Thursday, June 19, 2014

Jesus' Instructions on How to Pray


In today’s Gospel, Mt 6: 7-15, Jesus  teaches His disciples, that is us, how to pray, directing us not to babble on in prayer with lots and lots of words.  I might do that in the hope that I will truly be heard.  In other words, knowingly or unknowingly, I am attempting to manipulate God to do as I say. However, Jesus says to us: Don’t multiply words in prayer; there is no need to do that.  Why? Because “Your Father knows what you need before you ask.” How, then, should you and I be praying?  Jesus then teaches us the Our Father.
“Our Father”—I am acknowledging God as my father, my abba, my daddy in heaven!
“Hallowed be thy name”—a phrase of reverence,  a statement of praise. This is God. I am only a human being created by God, who willed His creation of me to carry on a specific purpose of His here on earth.
“Thy Kingdom come, thy will be done”—I am acknowledging God’s Kingdom as a reign He wants to happen here on earth in accordance to His will and as it exists in heaven.

So, in the first part of the “Our Father” I address God and acknowledge what belongs to God: reverence and  praise and that God is Ruler/King of heaven and earth with a perfect plan to be brought about on earth as in heaven: heaven is a place of joy, peace, order, serenity, justice, where there are no slaves, no inequalities, no lording it over one another, no divisiveness. That is His will for us on earth as well but He needs us to carry out that will.

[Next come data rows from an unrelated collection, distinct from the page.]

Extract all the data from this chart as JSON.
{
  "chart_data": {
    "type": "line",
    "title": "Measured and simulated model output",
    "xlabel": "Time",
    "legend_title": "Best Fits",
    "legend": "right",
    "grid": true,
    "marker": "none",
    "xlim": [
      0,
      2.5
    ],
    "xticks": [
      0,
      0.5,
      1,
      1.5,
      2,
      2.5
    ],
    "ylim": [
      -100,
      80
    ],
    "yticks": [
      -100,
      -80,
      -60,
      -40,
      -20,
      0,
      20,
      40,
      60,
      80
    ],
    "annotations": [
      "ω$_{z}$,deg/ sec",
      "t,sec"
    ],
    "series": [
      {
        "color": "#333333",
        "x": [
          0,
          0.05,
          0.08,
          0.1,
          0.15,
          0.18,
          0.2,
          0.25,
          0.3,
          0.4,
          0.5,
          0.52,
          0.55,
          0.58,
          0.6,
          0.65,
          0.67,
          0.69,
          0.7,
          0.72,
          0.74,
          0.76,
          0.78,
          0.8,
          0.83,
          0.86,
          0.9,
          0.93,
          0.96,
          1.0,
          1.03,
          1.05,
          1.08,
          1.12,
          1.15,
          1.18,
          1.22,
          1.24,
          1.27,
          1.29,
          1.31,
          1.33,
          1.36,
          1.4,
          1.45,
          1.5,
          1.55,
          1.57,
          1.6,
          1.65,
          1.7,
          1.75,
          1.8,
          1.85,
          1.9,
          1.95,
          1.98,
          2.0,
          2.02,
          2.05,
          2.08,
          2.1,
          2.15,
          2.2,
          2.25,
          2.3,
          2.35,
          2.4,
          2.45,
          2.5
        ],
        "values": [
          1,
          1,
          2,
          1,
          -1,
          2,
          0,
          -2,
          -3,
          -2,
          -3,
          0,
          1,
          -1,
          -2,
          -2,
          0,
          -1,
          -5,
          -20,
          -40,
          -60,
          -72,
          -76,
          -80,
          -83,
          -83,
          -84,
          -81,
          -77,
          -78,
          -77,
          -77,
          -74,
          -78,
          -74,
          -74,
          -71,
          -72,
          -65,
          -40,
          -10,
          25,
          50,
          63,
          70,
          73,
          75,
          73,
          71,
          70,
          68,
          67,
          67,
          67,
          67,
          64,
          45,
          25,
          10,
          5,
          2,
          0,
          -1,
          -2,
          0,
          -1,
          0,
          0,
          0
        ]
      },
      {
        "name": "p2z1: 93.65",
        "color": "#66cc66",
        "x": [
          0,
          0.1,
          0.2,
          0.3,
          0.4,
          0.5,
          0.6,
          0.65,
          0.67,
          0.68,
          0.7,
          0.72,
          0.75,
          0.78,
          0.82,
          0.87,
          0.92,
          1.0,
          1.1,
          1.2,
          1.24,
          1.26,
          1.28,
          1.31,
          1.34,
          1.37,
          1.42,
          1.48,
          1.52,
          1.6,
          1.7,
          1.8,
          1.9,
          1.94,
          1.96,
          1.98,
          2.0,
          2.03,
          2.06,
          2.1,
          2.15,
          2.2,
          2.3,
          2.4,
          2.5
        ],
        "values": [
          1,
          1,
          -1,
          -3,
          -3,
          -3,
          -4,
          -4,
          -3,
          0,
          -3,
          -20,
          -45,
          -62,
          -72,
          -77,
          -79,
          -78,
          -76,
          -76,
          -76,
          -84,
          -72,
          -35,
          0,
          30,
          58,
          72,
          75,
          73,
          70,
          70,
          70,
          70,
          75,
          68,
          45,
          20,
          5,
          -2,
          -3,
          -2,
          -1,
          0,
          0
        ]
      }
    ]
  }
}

 In the second half of the Our Father,  Jesus instructs us to pray for ourselves.  We ask for our daily bread (like the Israelites in the desert where God fed them one day at a time). We also ask forgiveness for the ways in which we do not live the first part of the Our Father. And finally, we pray that we will  not be led into temptation that Satan throws at us. We ask that God deliver us from the evil Satan wills for us, that is, separation from God for all eternity, beginning here on earth.